Advisian is the consultancy arm of Worley, an international engineering firm supporting projects across the energy, chemical, resource and other sectors. The Christchurch Advisian office deals primarily with safety and risk management, from cyber security to climate change mitigation. Today we talk with Kristin Hoskin, about Advisian and BIM.
How does Advisian utilize BIM models?
BIM is primarily used with our projects to assist with health and safety by design, assurance elements in work planning, user needs, sim-ops, and turn around or decommissioning planning. We also use BIM models as part of remote site monitoring and activities in places as far away as Africa, where a proxy person on site can assist with virtual reality overlays of design on actual work.
What changes in BIM use has occurred over the last few years?

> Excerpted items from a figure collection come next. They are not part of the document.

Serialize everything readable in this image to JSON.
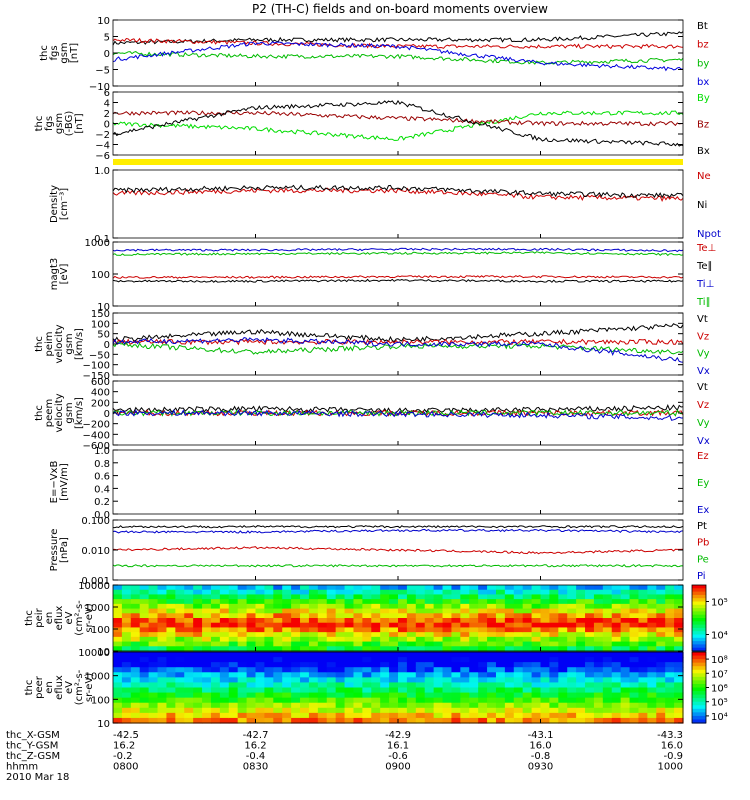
{
  "title": "P2 (TH-C) fields and on-board moments overview",
  "x_axis": {
    "rows": [
      {
        "label": "thc_X-GSM",
        "values": [
          "-42.5",
          "-42.7",
          "-42.9",
          "-43.1",
          "-43.3"
        ]
      },
      {
        "label": "thc_Y-GSM",
        "values": [
          "16.2",
          "16.2",
          "16.1",
          "16.0",
          "16.0"
        ]
      },
      {
        "label": "thc_Z-GSM",
        "values": [
          "-0.2",
          "-0.4",
          "-0.6",
          "-0.8",
          "-0.9"
        ]
      },
      {
        "label": "hhmm",
        "values": [
          "0800",
          "0830",
          "0900",
          "0930",
          "1000"
        ]
      }
    ],
    "date": "2010 Mar 18"
  },
  "panels": [
    {
      "id": "fgs",
      "ylabel": [
        "thc",
        "fgs",
        "gsm",
        "[nT]"
      ],
      "yticks": [
        "10",
        "5",
        "0",
        "−5",
        "−10"
      ],
      "legend": [
        {
          "name": "Bt",
          "color": "#000000"
        },
        {
          "name": "bz",
          "color": "#cc0000"
        },
        {
          "name": "by",
          "color": "#00bb00"
        },
        {
          "name": "bx",
          "color": "#0000dd"
        }
      ]
    },
    {
      "id": "fgs_dsl",
      "ylabel": [
        "thc",
        "fgs",
        "gsm",
        "(-BG)",
        "[nT]"
      ],
      "yticks": [
        "6",
        "4",
        "2",
        "0",
        "−2",
        "−4",
        "−6"
      ],
      "legend": [
        {
          "name": "By",
          "color": "#00dd00"
        },
        {
          "name": "Bz",
          "color": "#990000"
        },
        {
          "name": "Bx",
          "color": "#000000"
        }
      ]
    },
    {
      "id": "density",
      "ylabel": [
        "Density",
        "[cm⁻³]"
      ],
      "yticks": [
        "1.0",
        "0.1"
      ],
      "legend": [
        {
          "name": "Ne",
          "color": "#cc0000"
        },
        {
          "name": "Ni",
          "color": "#000000"
        },
        {
          "name": "Npot",
          "color": "#0000cc"
        }
      ]
    },
    {
      "id": "temp",
      "ylabel": [
        "magt3",
        "[eV]"
      ],
      "yticks": [
        "1000",
        "100",
        "10"
      ],
      "legend": [
        {
          "name": "Te⊥",
          "color": "#cc0000"
        },
        {
          "name": "Te∥",
          "color": "#000000"
        },
        {
          "name": "Ti⊥",
          "color": "#0000cc"
        },
        {
          "name": "Ti∥",
          "color": "#00bb00"
        }
      ]
    },
    {
      "id": "peim",
      "ylabel": [
        "thc",
        "peim",
        "velocity",
        "gsm",
        "[km/s]"
      ],
      "yticks": [
        "150",
        "100",
        "50",
        "0",
        "−50",
        "−100",
        "−150"
      ],
      "legend": [
        {
          "name": "Vt",
          "color": "#000000"
        },
        {
          "name": "Vz",
          "color": "#cc0000"
        },
        {
          "name": "Vy",
          "color": "#00bb00"
        },
        {
          "name": "Vx",
          "color": "#0000cc"
        }
      ]
    },
    {
      "id": "peem",
      "ylabel": [
        "thc",
        "peem",
        "velocity",
        "gsm",
        "[km/s]"
      ],
      "yticks": [
        "600",
        "400",
        "200",
        "0",
        "−200",
        "−400",
        "−600"
      ],
      "legend": [
        {
          "name": "Vt",
          "color": "#000000"
        },
        {
          "name": "Vz",
          "color": "#cc0000"
        },
        {
          "name": "Vy",
          "color": "#00bb00"
        },
        {
          "name": "Vx",
          "color": "#0000cc"
        }
      ]
    },
    {
      "id": "efield",
      "ylabel": [
        "E=−VxB",
        "[mV/m]"
      ],
      "yticks": [
        "1.0",
        "0.8",
        "0.6",
        "0.4",
        "0.2",
        "0.0"
      ],
      "legend": [
        {
          "name": "Ez",
          "color": "#cc0000"
        },
        {
          "name": "Ey",
          "color": "#00bb00"
        },
        {
          "name": "Ex",
          "color": "#0000cc"
        }
      ]
    },
    {
      "id": "pressure",
      "ylabel": [
        "Pressure",
        "[nPa]"
      ],
      "yticks": [
        "0.100",
        "0.010",
        "0.001"
      ],
      "legend": [
        {
          "name": "Pt",
          "color": "#000000"
        },
        {
          "name": "Pb",
          "color": "#cc0000"
        },
        {
          "name": "Pe",
          "color": "#00bb00"
        },
        {
          "name": "Pi",
          "color": "#0000cc"
        }
      ]
    },
    {
      "id": "peir",
      "ylabel": [
        "thc",
        "peir",
        "en",
        "eflux",
        "eV",
        "(cm²-s-",
        "sr-eV)"
      ],
      "yticks": [
        "10000",
        "1000",
        "100",
        "10"
      ],
      "colorbar": [
        "10⁵",
        "10⁴"
      ]
    },
    {
      "id": "peer",
      "ylabel": [
        "thc",
        "peer",
        "en",
        "eflux",
        "eV",
        "(cm²-s-",
        "sr-eV)"
      ],
      "yticks": [
        "10000",
        "1000",
        "100",
        "10"
      ],
      "colorbar": [
        "10⁸",
        "10⁷",
        "10⁶",
        "10⁵",
        "10⁴"
      ]
    }
  ],
  "chart_data": [
    {
      "type": "line",
      "title": "P2 (TH-C) fields and on-board moments overview",
      "ylabel": "thc fgs gsm [nT]",
      "xlabel": "hhmm",
      "x": [
        "0800",
        "0830",
        "0900",
        "0930",
        "1000"
      ],
      "ylim": [
        -10,
        10
      ],
      "series": [
        {
          "name": "Bt",
          "color": "#000000",
          "values": [
            3,
            4,
            4,
            4,
            6
          ]
        },
        {
          "name": "bz",
          "color": "#cc0000",
          "values": [
            4,
            3,
            2,
            2,
            2
          ]
        },
        {
          "name": "by",
          "color": "#00bb00",
          "values": [
            0,
            -1,
            -1,
            -3,
            -2
          ]
        },
        {
          "name": "bx",
          "color": "#0000dd",
          "values": [
            -2,
            3,
            2,
            -3,
            -5
          ]
        }
      ]
    },
    {
      "type": "line",
      "ylabel": "thc fgs gsm (-BG) [nT]",
      "xlabel": "hhmm",
      "x": [
        "0800",
        "0830",
        "0900",
        "0930",
        "1000"
      ],
      "ylim": [
        -6,
        6
      ],
      "series": [
        {
          "name": "By",
          "color": "#00dd00",
          "values": [
            0,
            -1,
            -3,
            2,
            2
          ]
        },
        {
          "name": "Bz",
          "color": "#990000",
          "values": [
            2,
            2,
            1,
            0,
            0
          ]
        },
        {
          "name": "Bx",
          "color": "#000000",
          "values": [
            -2,
            3,
            4,
            -3,
            -4
          ]
        }
      ]
    },
    {
      "type": "line",
      "ylabel": "Density [cm⁻³]",
      "xlabel": "hhmm",
      "x": [
        "0800",
        "0830",
        "0900",
        "0930",
        "1000"
      ],
      "ylim": [
        0.1,
        1.0
      ],
      "yscale": "log",
      "series": [
        {
          "name": "Ne",
          "color": "#cc0000",
          "values": [
            0.45,
            0.5,
            0.5,
            0.4,
            0.38
          ]
        },
        {
          "name": "Ni",
          "color": "#000000",
          "values": [
            0.5,
            0.55,
            0.55,
            0.45,
            0.42
          ]
        }
      ]
    },
    {
      "type": "line",
      "ylabel": "magt3 [eV]",
      "xlabel": "hhmm",
      "x": [
        "0800",
        "0830",
        "0900",
        "0930",
        "1000"
      ],
      "ylim": [
        10,
        1500
      ],
      "yscale": "log",
      "series": [
        {
          "name": "Te⊥",
          "color": "#cc0000",
          "values": [
            95,
            95,
            100,
            100,
            95
          ]
        },
        {
          "name": "Te∥",
          "color": "#000000",
          "values": [
            70,
            70,
            75,
            70,
            70
          ]
        },
        {
          "name": "Ti⊥",
          "color": "#0000cc",
          "values": [
            800,
            800,
            850,
            850,
            750
          ]
        },
        {
          "name": "Ti∥",
          "color": "#00bb00",
          "values": [
            560,
            600,
            620,
            650,
            560
          ]
        }
      ]
    },
    {
      "type": "line",
      "ylabel": "thc peim velocity gsm [km/s]",
      "xlabel": "hhmm",
      "x": [
        "0800",
        "0830",
        "0900",
        "0930",
        "1000"
      ],
      "ylim": [
        -150,
        150
      ],
      "series": [
        {
          "name": "Vt",
          "color": "#000000",
          "values": [
            20,
            60,
            20,
            50,
            90
          ]
        },
        {
          "name": "Vz",
          "color": "#cc0000",
          "values": [
            10,
            10,
            10,
            10,
            10
          ]
        },
        {
          "name": "Vy",
          "color": "#00bb00",
          "values": [
            0,
            -40,
            -10,
            -10,
            -40
          ]
        },
        {
          "name": "Vx",
          "color": "#0000cc",
          "values": [
            10,
            20,
            0,
            0,
            -80
          ]
        }
      ]
    },
    {
      "type": "line",
      "ylabel": "thc peem velocity gsm [km/s]",
      "xlabel": "hhmm",
      "x": [
        "0800",
        "0830",
        "0900",
        "0930",
        "1000"
      ],
      "ylim": [
        -600,
        600
      ],
      "series": [
        {
          "name": "Vt",
          "color": "#000000",
          "values": [
            50,
            80,
            40,
            60,
            100
          ]
        },
        {
          "name": "Vz",
          "color": "#cc0000",
          "values": [
            0,
            0,
            0,
            0,
            0
          ]
        },
        {
          "name": "Vy",
          "color": "#00bb00",
          "values": [
            0,
            0,
            0,
            0,
            0
          ]
        },
        {
          "name": "Vx",
          "color": "#0000cc",
          "values": [
            0,
            0,
            -20,
            -40,
            -100
          ]
        }
      ]
    },
    {
      "type": "line",
      "ylabel": "E=−VxB [mV/m]",
      "xlabel": "hhmm",
      "x": [
        "0800",
        "0830",
        "0900",
        "0930",
        "1000"
      ],
      "ylim": [
        0,
        1
      ],
      "series": []
    },
    {
      "type": "line",
      "ylabel": "Pressure [nPa]",
      "xlabel": "hhmm",
      "x": [
        "0800",
        "0830",
        "0900",
        "0930",
        "1000"
      ],
      "ylim": [
        0.001,
        0.1
      ],
      "yscale": "log",
      "series": [
        {
          "name": "Pt",
          "color": "#000000",
          "values": [
            0.06,
            0.06,
            0.06,
            0.06,
            0.06
          ]
        },
        {
          "name": "Pb",
          "color": "#cc0000",
          "values": [
            0.01,
            0.012,
            0.01,
            0.008,
            0.01
          ]
        },
        {
          "name": "Pe",
          "color": "#00bb00",
          "values": [
            0.003,
            0.003,
            0.003,
            0.003,
            0.003
          ]
        },
        {
          "name": "Pi",
          "color": "#0000cc",
          "values": [
            0.04,
            0.04,
            0.045,
            0.045,
            0.04
          ]
        }
      ]
    },
    {
      "type": "heatmap",
      "ylabel": "thc peir en eflux eV (cm²-s-sr-eV)",
      "xlabel": "hhmm",
      "x": [
        "0800",
        "0830",
        "0900",
        "0930",
        "1000"
      ],
      "ylim": [
        10,
        20000
      ],
      "yscale": "log",
      "colorbar_range": [
        5000,
        200000
      ]
    },
    {
      "type": "heatmap",
      "ylabel": "thc peer en eflux eV (cm²-s-sr-eV)",
      "xlabel": "hhmm",
      "x": [
        "0800",
        "0830",
        "0900",
        "0930",
        "1000"
      ],
      "ylim": [
        10,
        20000
      ],
      "yscale": "log",
      "colorbar_range": [
        5000,
        200000000
      ]
    }
  ]
}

BIM has gone from a novelty “nice to have” to being an expected communications, planning and assurance tool on many projects. BIM literacy is still weak, especially in in the contractor/worker space but with its many benefits there is definitely appetite to change this. BIM is increasing being used as an integral part of a project rather than as a future technology exploration. In the last seven years I have seen it progress from primarily a design tool to a range of on-site applications. The questions around BIM have changed from “what could it do” to “what is it doing now”.
What do you see as the main opportunities for BIM at the present?
A BIM model is a “true” set of quantitative data which can be used for cost/benefit analysis. The cost/benefit can be financial or representative of performance outcomes like Health and Safety or change of use planning. For health and safety, the particular opportunities are around communication, zoning for safe work, and high hazard risk minimization like working at heights. It can also be used for assurance purposes so demonstrate how a safe work process can be achieved before work starts. Engineered design buildability becomes obvious much sooner and is far more apparent with a BIM model than a 2-d plan.
What do you think the future holds for BIM?
I compare BIM to other (relatively) recent technological applications such as GIS. GIS has gone from a silo tool to an everyday application in that it is now used everywhere in the same way as battery powered tools. I see a similar future for BIM in that tablets with BIM readers will be an everyday tool on site. My only real concern will be around accessibility of records as technology develops further. Paper records are easy to look up, find, and archive. As technology changes reading “old” files becomes increasing difficult, and the usefulness of a BIM file might not last for the 50 years that a structure may be designed for. However, the use of BIM makes design cheaper and easier, and makes future design changes much cheaper and easier. These efficiency benefits will be realized more and more as BIM use increases.